08 January 2011

Rush hour philosophy

This is one of the entrances to the Metro (subway) station in Silver Spring, Maryland. Note the 2 clumps of green plants behind the 2 trees on the muddy mound of soil. Until about 3 years ago that entire mound was covered with those plants. Then, the start of a construction on the other side of the station, where the main entrance is, caused a large increase in pedestrian traffic in and out of this entrance.

Since the rushing commuters, I am among them, often tend to take the shortest paths to their destinations, instead of walking around the plant bed, we started cutting across it with total disregard for the plants underneath our shoes. Seeing this, the station management removed a section of the plants and laid down a gravel path for us. That worked for a while, but during heavy rains the path, being lower than the surrounding mound, began to get flooded. So we started trampling over the plants again.

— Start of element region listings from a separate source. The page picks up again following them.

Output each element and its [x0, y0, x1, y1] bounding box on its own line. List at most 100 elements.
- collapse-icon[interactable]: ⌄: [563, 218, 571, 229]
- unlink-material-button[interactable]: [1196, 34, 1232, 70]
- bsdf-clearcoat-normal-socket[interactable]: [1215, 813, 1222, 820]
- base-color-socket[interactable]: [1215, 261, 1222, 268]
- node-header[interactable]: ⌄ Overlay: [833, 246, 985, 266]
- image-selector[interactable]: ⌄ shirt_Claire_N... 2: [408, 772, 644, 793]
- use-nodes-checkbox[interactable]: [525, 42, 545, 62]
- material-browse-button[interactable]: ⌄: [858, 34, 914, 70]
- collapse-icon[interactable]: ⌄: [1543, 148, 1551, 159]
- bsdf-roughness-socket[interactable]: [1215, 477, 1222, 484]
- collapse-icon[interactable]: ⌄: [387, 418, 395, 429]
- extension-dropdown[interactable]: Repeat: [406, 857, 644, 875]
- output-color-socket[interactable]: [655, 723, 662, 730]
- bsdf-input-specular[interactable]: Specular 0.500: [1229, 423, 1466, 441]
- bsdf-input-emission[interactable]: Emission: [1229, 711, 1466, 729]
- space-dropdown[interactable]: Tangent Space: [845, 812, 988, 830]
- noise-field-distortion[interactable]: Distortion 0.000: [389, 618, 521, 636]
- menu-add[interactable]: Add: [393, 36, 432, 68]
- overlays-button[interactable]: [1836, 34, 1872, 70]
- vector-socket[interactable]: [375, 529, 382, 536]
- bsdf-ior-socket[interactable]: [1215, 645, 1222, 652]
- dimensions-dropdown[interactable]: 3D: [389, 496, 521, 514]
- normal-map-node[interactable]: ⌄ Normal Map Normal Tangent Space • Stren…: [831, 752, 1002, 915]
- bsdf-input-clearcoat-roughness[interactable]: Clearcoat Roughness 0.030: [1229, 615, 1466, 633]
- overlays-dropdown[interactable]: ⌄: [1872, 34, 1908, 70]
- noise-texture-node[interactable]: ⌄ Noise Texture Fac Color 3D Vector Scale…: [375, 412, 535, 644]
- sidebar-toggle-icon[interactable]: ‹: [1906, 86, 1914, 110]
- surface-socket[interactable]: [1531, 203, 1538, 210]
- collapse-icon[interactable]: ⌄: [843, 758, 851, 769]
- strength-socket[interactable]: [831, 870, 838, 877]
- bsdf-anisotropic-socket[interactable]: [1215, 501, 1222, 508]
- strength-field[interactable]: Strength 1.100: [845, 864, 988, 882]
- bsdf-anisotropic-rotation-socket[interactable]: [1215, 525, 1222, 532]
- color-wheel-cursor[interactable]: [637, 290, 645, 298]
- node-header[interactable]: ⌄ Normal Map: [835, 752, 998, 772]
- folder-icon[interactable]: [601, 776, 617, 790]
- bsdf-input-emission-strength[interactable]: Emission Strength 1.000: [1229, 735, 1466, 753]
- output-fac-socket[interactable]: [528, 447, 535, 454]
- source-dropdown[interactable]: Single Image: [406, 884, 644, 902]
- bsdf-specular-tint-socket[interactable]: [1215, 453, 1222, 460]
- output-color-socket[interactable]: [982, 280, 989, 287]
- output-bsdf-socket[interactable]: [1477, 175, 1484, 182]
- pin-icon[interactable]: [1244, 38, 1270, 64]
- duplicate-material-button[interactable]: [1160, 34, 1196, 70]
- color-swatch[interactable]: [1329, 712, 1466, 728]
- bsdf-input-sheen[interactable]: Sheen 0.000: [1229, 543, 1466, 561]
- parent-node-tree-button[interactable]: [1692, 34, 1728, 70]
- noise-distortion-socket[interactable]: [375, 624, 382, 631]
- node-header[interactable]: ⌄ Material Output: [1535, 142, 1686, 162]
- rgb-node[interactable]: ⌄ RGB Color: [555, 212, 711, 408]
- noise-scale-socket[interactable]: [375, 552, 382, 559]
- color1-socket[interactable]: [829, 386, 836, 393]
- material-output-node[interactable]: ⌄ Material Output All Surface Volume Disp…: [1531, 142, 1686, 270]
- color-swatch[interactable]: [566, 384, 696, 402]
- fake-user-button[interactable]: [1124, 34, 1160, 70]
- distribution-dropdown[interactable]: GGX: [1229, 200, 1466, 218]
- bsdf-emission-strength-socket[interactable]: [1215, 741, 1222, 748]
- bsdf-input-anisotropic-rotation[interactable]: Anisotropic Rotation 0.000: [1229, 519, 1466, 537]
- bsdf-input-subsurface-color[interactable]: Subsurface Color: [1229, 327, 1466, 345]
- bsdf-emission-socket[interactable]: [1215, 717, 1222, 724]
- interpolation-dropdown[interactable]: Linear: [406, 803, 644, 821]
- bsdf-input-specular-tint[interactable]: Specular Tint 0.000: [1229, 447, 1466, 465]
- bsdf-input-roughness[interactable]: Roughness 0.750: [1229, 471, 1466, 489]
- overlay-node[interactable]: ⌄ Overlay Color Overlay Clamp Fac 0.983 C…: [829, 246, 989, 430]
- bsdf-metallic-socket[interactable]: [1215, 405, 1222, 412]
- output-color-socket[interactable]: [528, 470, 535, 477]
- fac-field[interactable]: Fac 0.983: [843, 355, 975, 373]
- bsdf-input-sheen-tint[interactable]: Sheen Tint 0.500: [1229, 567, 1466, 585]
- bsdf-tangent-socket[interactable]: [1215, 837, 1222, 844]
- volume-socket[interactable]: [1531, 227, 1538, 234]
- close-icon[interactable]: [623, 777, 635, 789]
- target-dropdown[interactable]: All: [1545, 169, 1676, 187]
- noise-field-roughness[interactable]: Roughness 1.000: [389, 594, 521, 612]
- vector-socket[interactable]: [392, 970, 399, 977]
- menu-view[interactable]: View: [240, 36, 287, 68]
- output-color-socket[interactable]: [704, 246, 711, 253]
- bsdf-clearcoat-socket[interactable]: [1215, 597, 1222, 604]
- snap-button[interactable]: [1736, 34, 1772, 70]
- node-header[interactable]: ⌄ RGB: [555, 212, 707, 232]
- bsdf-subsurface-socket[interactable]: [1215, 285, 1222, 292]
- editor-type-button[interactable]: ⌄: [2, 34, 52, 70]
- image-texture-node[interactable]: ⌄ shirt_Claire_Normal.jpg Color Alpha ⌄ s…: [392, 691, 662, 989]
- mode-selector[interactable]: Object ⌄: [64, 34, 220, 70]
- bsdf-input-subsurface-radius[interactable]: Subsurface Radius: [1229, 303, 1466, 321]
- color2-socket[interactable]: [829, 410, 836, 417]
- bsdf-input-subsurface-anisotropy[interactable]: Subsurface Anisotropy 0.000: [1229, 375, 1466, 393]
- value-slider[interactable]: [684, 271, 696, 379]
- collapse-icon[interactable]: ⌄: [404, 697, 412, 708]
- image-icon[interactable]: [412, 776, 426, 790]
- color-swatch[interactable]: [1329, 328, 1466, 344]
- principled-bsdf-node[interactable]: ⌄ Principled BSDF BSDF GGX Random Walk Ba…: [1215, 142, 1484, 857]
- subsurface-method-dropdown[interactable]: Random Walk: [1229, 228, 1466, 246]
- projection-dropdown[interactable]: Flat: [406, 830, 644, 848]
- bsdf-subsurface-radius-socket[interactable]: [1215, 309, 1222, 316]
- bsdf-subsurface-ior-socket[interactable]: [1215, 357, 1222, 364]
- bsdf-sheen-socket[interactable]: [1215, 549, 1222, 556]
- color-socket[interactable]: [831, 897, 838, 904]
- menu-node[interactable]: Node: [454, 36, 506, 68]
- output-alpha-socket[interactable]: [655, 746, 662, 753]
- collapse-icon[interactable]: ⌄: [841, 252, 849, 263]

Now the only remaining plants are the ones behind the trees. They have survived, because the trees would block the way of anyone attempting to walk across those plants.

In nature and also in our lives, unforeseen circumstances often dictate the outcome of crucial events. A chance event, not always a growing treen but sometimes a a falling one, for example, determines who survives and who doesn't.


Fred Schueler said...

what plants are these?


How should I know? They have narrow, long blades.

Sara Rall said...

Yucca would be out in winter in MD with long blades. Can't tell from the picture. Looks more like daffodils, but they don't hang around long.